Shake out.
One of the shake-outs from the big EU meeting last week was to delineate the TWO problems, only on of which has been addressed.1 Deficits. Without a doubt many EU countries have unacceptable and unsustainable deficits. These cannot be cured overnight, and as far as I know the meeting did not define a timescale for them to be fixed. Personally I think 20 years might be a good frame to think about.
2 Debt. Many big nations have huge debts, including the USA, and all of the EU. The problems of debt is borrowing, and the problem of borrowing is that lenders demand an interest on their money. And for many EU countries this interest is getting too large, as lenders are beginning to believe that debts may not be repaid and default could happen. In other words a country is in sovereign debt where its whole wealth is not enough to pay its debts, and it is continuously running up more by overspending.
Debt comes about only when lenders agree to lend to borrowers, both create the debt, both are responsible, this means the banks.
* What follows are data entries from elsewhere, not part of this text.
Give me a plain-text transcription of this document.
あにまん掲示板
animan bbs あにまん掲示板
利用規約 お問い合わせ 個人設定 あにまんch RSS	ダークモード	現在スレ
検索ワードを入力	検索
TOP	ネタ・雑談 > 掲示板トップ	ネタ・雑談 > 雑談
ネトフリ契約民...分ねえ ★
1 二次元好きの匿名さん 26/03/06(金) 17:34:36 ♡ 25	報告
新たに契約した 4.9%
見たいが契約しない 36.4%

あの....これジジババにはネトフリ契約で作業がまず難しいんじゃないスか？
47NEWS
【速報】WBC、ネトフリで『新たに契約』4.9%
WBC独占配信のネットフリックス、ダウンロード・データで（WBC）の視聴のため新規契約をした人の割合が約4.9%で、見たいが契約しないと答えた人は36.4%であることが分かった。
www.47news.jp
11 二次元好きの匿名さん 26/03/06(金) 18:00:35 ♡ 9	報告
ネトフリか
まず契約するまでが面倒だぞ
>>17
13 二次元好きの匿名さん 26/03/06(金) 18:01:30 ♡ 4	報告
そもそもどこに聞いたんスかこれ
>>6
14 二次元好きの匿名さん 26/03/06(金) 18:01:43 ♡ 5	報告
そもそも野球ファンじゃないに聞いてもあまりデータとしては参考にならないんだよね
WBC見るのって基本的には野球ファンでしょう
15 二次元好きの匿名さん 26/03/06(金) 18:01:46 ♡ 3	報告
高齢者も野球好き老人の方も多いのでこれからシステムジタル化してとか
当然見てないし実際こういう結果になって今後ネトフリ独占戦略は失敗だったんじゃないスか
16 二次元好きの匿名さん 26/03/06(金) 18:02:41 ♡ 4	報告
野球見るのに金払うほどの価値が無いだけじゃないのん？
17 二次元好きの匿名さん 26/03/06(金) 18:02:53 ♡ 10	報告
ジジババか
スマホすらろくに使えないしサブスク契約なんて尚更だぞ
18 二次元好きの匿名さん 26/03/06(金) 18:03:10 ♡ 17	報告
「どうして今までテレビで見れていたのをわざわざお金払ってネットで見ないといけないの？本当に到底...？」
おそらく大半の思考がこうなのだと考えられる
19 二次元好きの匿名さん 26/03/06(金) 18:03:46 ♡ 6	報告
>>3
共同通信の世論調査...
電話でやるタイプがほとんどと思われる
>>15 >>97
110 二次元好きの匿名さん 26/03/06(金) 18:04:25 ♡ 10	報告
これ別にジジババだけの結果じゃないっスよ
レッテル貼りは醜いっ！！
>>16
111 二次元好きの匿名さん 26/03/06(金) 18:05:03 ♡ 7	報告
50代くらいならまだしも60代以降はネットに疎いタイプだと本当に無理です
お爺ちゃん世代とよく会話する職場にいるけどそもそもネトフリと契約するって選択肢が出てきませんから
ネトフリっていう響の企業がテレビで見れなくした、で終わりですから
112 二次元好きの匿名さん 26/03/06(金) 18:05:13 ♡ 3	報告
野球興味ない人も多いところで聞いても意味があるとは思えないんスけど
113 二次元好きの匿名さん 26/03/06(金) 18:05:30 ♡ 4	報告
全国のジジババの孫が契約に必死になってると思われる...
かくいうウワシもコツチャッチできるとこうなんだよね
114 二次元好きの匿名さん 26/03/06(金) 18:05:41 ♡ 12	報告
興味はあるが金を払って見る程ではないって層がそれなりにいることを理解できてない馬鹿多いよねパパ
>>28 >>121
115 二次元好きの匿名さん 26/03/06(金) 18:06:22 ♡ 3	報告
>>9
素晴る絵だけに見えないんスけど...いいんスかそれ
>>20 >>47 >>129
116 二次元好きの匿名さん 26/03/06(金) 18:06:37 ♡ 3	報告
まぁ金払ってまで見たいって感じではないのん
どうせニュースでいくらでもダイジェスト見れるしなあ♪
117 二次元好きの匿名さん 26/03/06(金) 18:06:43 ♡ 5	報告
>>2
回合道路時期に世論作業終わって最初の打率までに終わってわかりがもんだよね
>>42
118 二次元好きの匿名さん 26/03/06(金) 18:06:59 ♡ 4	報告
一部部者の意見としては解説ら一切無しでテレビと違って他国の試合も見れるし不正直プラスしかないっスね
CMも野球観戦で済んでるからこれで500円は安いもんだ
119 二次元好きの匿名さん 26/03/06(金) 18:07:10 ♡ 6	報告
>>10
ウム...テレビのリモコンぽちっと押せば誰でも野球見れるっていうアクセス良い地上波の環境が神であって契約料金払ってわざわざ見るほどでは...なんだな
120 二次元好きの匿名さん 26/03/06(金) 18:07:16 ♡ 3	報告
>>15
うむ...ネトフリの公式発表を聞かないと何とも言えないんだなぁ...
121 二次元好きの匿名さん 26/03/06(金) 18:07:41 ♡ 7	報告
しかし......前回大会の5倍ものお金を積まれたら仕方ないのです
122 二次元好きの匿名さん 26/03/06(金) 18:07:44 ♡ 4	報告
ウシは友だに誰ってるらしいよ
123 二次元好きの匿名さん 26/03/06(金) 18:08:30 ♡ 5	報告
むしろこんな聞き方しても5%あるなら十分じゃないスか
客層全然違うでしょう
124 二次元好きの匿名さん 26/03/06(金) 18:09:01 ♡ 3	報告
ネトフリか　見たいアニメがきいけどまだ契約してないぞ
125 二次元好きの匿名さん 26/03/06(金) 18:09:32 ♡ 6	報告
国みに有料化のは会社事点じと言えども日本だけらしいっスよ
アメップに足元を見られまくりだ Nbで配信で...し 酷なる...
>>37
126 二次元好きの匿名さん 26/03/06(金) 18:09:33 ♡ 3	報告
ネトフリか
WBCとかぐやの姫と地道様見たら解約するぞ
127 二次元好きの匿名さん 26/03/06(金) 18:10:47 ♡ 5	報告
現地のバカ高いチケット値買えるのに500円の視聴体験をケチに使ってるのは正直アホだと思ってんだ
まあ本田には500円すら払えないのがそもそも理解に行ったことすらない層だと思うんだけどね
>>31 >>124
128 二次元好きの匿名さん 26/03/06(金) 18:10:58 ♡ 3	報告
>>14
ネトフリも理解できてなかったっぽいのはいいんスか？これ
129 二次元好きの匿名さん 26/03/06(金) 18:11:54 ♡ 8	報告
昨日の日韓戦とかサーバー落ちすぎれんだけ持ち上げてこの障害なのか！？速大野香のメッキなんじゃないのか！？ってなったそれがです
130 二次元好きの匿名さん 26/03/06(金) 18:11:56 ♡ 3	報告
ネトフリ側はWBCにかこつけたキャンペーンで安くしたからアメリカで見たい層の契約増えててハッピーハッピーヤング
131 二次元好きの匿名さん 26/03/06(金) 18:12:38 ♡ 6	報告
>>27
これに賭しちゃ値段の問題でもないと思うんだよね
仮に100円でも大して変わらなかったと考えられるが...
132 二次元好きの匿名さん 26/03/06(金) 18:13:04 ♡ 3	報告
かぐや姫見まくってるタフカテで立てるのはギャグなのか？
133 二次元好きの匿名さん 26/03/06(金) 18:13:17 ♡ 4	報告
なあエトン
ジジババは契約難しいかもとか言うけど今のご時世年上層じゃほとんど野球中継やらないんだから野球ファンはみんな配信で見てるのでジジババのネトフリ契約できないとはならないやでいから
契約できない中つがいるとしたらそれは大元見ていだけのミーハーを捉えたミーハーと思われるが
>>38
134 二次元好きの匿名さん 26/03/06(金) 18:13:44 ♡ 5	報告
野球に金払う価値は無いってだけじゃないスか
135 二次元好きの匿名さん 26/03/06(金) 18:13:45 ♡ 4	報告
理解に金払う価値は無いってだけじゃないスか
Today EU banks carry too much debt, by lending to countries who increasingly can't pay. The question is how to get enough money to pay off the debts, as the countries cannot generate enough to do it, considering the interest that the loans demand. In the USA the FED simply prints more money, in UK the Bank of England (why not the Bank of UK?) gives money to banks called quantitive easing. But in the EU there is no bank to do this, the ECB charter does not allow it to do it as there is no central financial management.